相方のアリアは……と言うと、エルフと言えば物静かな求道者と言うイメージなのだけど。
そのイメージを台無しにする程度には、年中無休で騒々しくって、素晴らしく口汚い。
その声量も身体の大きさの割にバカでかく、ひとつ言えば、二倍三倍言い返してくる位の勢い……歩く暴風雨……そんな愉快な渾名持ちだった。
エルフってのは、人間よりも魔力容量が多い上に、より魔力効率が高い独自系統の魔術を使う事で有名で、実際アリアも魔術に関しては結構な腕前の持ち主なんだけど……。
二人、三人で組むことで相互連携して、大規模な魔術を扱う人間の魔術師とは、相性が悪く……それもまた、彼女がハブられる理由にもなっていた。
人間っての一人一人は能力も低めで、亜人や獣人と比較するとはっきり言って弱いんだけど……力を合わせることや集団戦闘に関しては、亜人よりも一歩抜きん出てる。
人間って、やっぱそこが強みなんだよねー。
亜人は、そこら辺が苦手……結局、東亜大陸には亜人の大国なんてのが出来る気配もなく、着々と中央大陸の人間達の大国の侵略を受けているってのが実情だったりもする。

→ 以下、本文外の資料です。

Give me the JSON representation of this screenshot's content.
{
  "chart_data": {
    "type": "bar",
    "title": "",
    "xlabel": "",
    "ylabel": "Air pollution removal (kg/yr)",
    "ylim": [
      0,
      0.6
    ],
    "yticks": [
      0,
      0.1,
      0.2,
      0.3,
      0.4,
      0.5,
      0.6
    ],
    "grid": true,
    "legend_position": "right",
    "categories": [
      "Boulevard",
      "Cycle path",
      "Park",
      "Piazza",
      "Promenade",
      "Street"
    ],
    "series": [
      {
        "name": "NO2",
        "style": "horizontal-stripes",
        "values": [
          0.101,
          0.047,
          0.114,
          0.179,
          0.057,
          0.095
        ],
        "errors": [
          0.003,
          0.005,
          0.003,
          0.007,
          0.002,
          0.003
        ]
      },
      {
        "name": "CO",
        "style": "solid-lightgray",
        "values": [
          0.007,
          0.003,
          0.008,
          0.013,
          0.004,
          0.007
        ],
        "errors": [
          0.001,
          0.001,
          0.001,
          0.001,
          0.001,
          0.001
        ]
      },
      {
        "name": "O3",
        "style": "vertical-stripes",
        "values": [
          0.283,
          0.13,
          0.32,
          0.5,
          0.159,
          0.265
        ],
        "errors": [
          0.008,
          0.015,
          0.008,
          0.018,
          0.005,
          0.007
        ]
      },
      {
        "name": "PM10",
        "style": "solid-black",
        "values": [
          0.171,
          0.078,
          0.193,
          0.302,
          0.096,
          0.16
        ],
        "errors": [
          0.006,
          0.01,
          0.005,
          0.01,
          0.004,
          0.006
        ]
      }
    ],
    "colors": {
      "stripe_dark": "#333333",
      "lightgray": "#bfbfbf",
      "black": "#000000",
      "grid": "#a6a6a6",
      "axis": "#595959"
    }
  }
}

いかんせん、亜人や獣人の種類自体も多すぎて、まとまりなんて皆無。
亜人の中でも飛び抜けて長寿で、強力な独自魔術を使いこなすエルフ辺りは、比較的まとまりもあって、人間達からも敵に回してはいけない種族ナンバーワン……なんて、恐れられてるんだけど。

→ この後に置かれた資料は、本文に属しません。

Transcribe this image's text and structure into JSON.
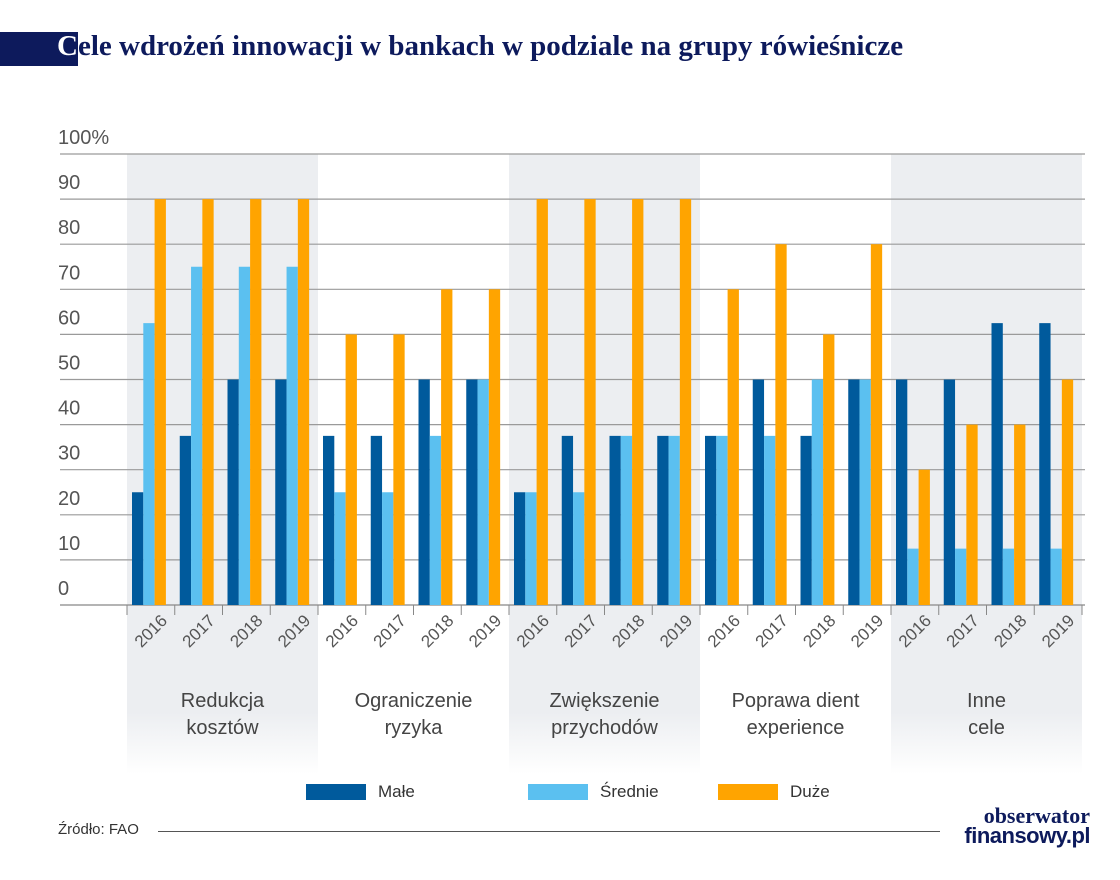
{
  "title_first": "C",
  "title_rest": "ele wdrożeń innowacji w bankach w podziale na grupy rówieśnicze",
  "source": "Źródło: FAO",
  "logo": {
    "line1": "obserwator",
    "line2": "finansowy.pl"
  },
  "colors": {
    "male": "#005a9c",
    "srednie": "#5bc0f0",
    "duze": "#ffa400",
    "band": "#eceef1",
    "title": "#0d1a5c"
  },
  "chart_data": {
    "type": "bar",
    "title": "Cele wdrożeń innowacji w bankach w podziale na grupy rówieśnicze",
    "ylim": [
      0,
      100
    ],
    "yticks": [
      "0",
      "10",
      "20",
      "30",
      "40",
      "50",
      "60",
      "70",
      "80",
      "90",
      "100%"
    ],
    "grid": true,
    "legend_position": "bottom",
    "years": [
      "2016",
      "2017",
      "2018",
      "2019"
    ],
    "groups": [
      {
        "label": [
          "Redukcja",
          "kosztów"
        ],
        "shaded": true,
        "Małe": [
          25,
          37.5,
          50,
          50
        ],
        "Średnie": [
          62.5,
          75,
          75,
          75
        ],
        "Duże": [
          90,
          90,
          90,
          90
        ]
      },
      {
        "label": [
          "Ograniczenie",
          "ryzyka"
        ],
        "shaded": false,
        "Małe": [
          37.5,
          37.5,
          50,
          50
        ],
        "Średnie": [
          25,
          25,
          37.5,
          50
        ],
        "Duże": [
          60,
          60,
          70,
          70
        ]
      },
      {
        "label": [
          "Zwiększenie",
          "przychodów"
        ],
        "shaded": true,
        "Małe": [
          25,
          37.5,
          37.5,
          37.5
        ],
        "Średnie": [
          25,
          25,
          37.5,
          37.5
        ],
        "Duże": [
          90,
          90,
          90,
          90
        ]
      },
      {
        "label": [
          "Poprawa dient",
          "experience"
        ],
        "shaded": false,
        "Małe": [
          37.5,
          50,
          37.5,
          50
        ],
        "Średnie": [
          37.5,
          37.5,
          50,
          50
        ],
        "Duże": [
          70,
          80,
          60,
          80
        ]
      },
      {
        "label": [
          "Inne",
          "cele"
        ],
        "shaded": true,
        "Małe": [
          50,
          50,
          62.5,
          62.5
        ],
        "Średnie": [
          12.5,
          12.5,
          12.5,
          12.5
        ],
        "Duże": [
          30,
          40,
          40,
          50
        ]
      }
    ],
    "series": [
      {
        "name": "Małe",
        "color": "#005a9c"
      },
      {
        "name": "Średnie",
        "color": "#5bc0f0"
      },
      {
        "name": "Duże",
        "color": "#ffa400"
      }
    ]
  }
}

その隠れ里は、何処にあるのはもちろん、どうやって行くのかも知られてない。
街中とかで見かけるのは、むしろ変わり者で追い出されたとか、気まぐれで森から出て来たとか、そんなのばっかり。
アリアの話だと、エルフの里は、森なら何処だって繋がってる……とかなんとか、意味の解らない事を言ってた。
友達だからそのうち連れて行くね! なんて言ってたけど、エルフのそのうちに……なんて言葉を当てにするほど、私は馬鹿じゃない。
エルフの近いうちに……それは、軽く10年単位とかそんな調子なのだから。
「ザッケンナコラー! いい加減にしないとお前ら全員ぶち殺してやるんだから! ムキーッ!」
……なんて、色々と物思いにふけりながら、現実逃避しているとアリアの罵声に嫌が応にも現実に引き戻される。
よく喉が枯れないなぁって感心する……もっとも、今現在、彼女の足元には藁束や薪が置かれ、着々と磔刑の準備が進められていた。
もちろん、私の足元にも可燃物山盛り……もはや点火までそう時間はなさそうだった。
まさに、ピンチ……絶体絶命の状況だった!
「ねぇ……アリア、なんか……そろそろヤバそう……よね」
「さっきから、そう言ってるじゃない……。と言うか、もう諦めたのかと思ってた! 現実逃避は終わった? なんかいいアイデア思いついたりしない?」
「全然っ! 色々と、これまでの人生を振り返ったりとかしてたのよ。でも、ここで終わりとはやっぱあり得ないなぁ……!」
うん、改めて思う!
ここで私は死ねないっ! いや、死んでたまるものかっ!
「あったりまえじゃないっ! 弱気になったら負けだかね! けど、そこの暗黒神の神像も……これアーティファクト級の代物。あきらかに本物っぽいのよね……なんか、ものっそいのが封印されてる感じがビリビリする。おまけにこの魔法陣も……なんだかとんでもない量の魔力を溜め込んでるみたいだし……。連中、ここまでやる以上は、本気も本気よね……。これは本格的にヤバいかも……」
「ううっ、暗黒神様……どうか、こんな頭のおかしい人間共にではなく、むしろ我ら眷属たる者達へ救いの手を……お願いします!」
この世界では邪神とされる暗黒神フォルティナ様の神像に祈る。
私に出来ることはもう、その程度のような気がする……。